I was in the Belvedere on the last night that it operated as a hotel on Dec. 31, 1990. It was New Year’s Eve, and a group of friends had been out on the town. I don’t recall the exact agenda anymore, but it likely included some stops at a few house parties and some bars in Fells Point, and sometime around 3 a.m., we made our way to the Club Charles, which
traditionally remains open all night long on New Year’s Eve.
There, we ran into some other friends who were in town for the evening from Frederick, and had booked a room at the Belvedere for the night. As all of us were leaving the Club Charles several hours later as the sun was coming up, they invited the lot of us back to their room at the hotel to continue toasting the new year. (Where we got the booze, or why we thought this was a good idea, are also lost to me, at my advanced age.) And that was the final night in its long history that the Belvedere was a hotel.
Of course, it wasn’t the end of the Belvedere, though. A developer stepped in and did an extensive renovation, turning the warren of hotel rooms and suites into condominiums, and keeping the hotel’s signature gathering spots— The Owl Bar and the 13th Floor Lounge— intact, as well as its ornate ballrooms. Sadly, the beautiful John Eager Howard Room did not survive as a high-end restaurant— it briefly became a disco (!) before becoming a private rental space for events.
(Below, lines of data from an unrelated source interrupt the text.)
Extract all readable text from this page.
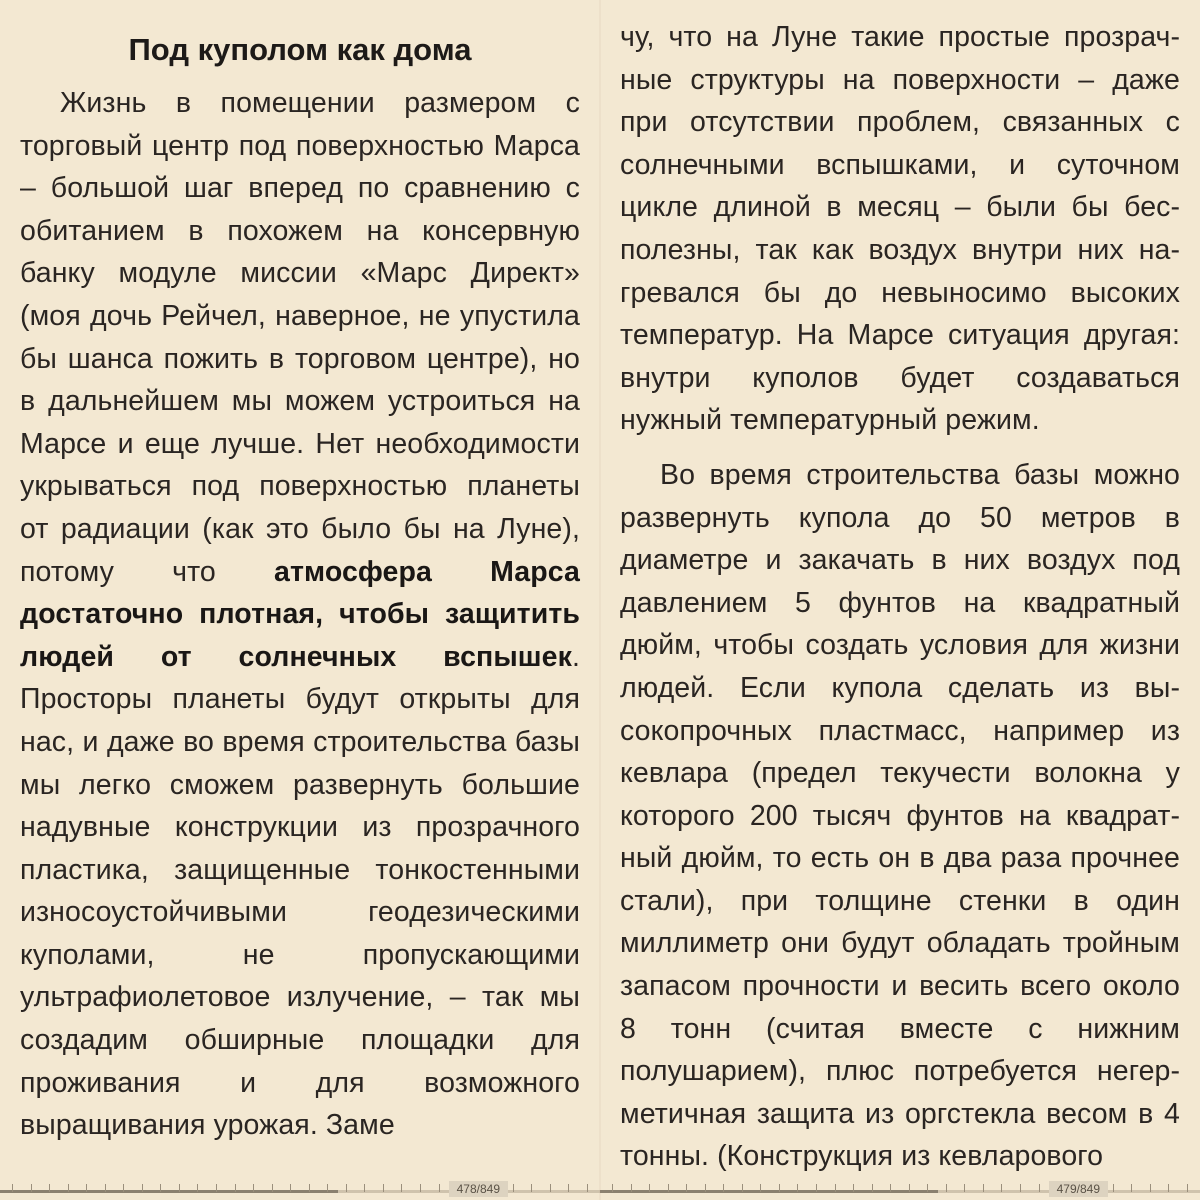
Под куполом как дома

Жизнь в помещении размером с торговый центр под поверхностью Марса – большой шаг вперед по сравнению с обитанием в похожем на консервную банку модуле миссии «Марс Директ» (моя дочь Рейчел, наверное, не упустила бы шанса пожить в торговом центре), но в дальнейшем мы можем устроиться на Марсе и еще лучше. Нет необходимости укрываться под поверхностью планеты от радиации (как это было бы на Луне), потому что атмосфера Марса достаточно плотная, чтобы защитить людей от солнечных вспышек. Просторы планеты будут открыты для нас, и даже во время строительства базы мы легко сможем развернуть большие надувные конструкции из прозрачного пластика, защищенные тонкостенными износоустойчивыми геодезическими куполами, не пропускающими ультрафиолетовое излучение, – так мы создадим обширные площадки для проживания и для возможного выращивания урожая. Заме

478/849

чу, что на Луне такие простые прозрачные структуры на поверхности – даже при отсутствии проблем, связанных с солнечными вспышками, и суточном цикле длиной в месяц – были бы бесполезны, так как воздух внутри них нагревался бы до невыносимо высоких температур. На Марсе ситуация другая: внутри куполов будет создаваться нужный температурный режим.

Во время строительства базы можно развернуть купола до 50 метров в диаметре и закачать в них воздух под давлением 5 фунтов на квадратный дюйм, чтобы создать условия для жизни людей. Если купола сделать из высокопрочных пластмасс, например из кевлара (предел текучести волокна у которого 200 тысяч фунтов на квадратный дюйм, то есть он в два раза прочнее стали), при толщине стенки в один миллиметр они будут обладать тройным запасом прочности и весить всего около 8 тонн (считая вместе с нижним полушарием), плюс потребуется негерметичная защита из оргстекла весом в 4 тонны. (Конструкция из кевларового

479/849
But its ornate exterior, stolid street presence and familiar silhouette on the city’s skyline continue to ensure the Belvedere’s place as a part of the fabric of the city. It even cropped up on TV several seasons ago on AMC’s “Mad Men” as a plot point when ad man Don Draper and art director Sal traveled to Baltimore to service the London Fog account (and dine at Haussner’s). For this issue, regular Style contributor (and Belvedere resident) Mikita Brottman has dug through the archives of the Belvedere— now permanently housed as part of the collections of the University of Baltimore library— and has unearthed a trove of quirky anecdotes about life at the Belvedere (page 56). God bless the Belvedere. To this day, it still reminds me of New Year’s Eve.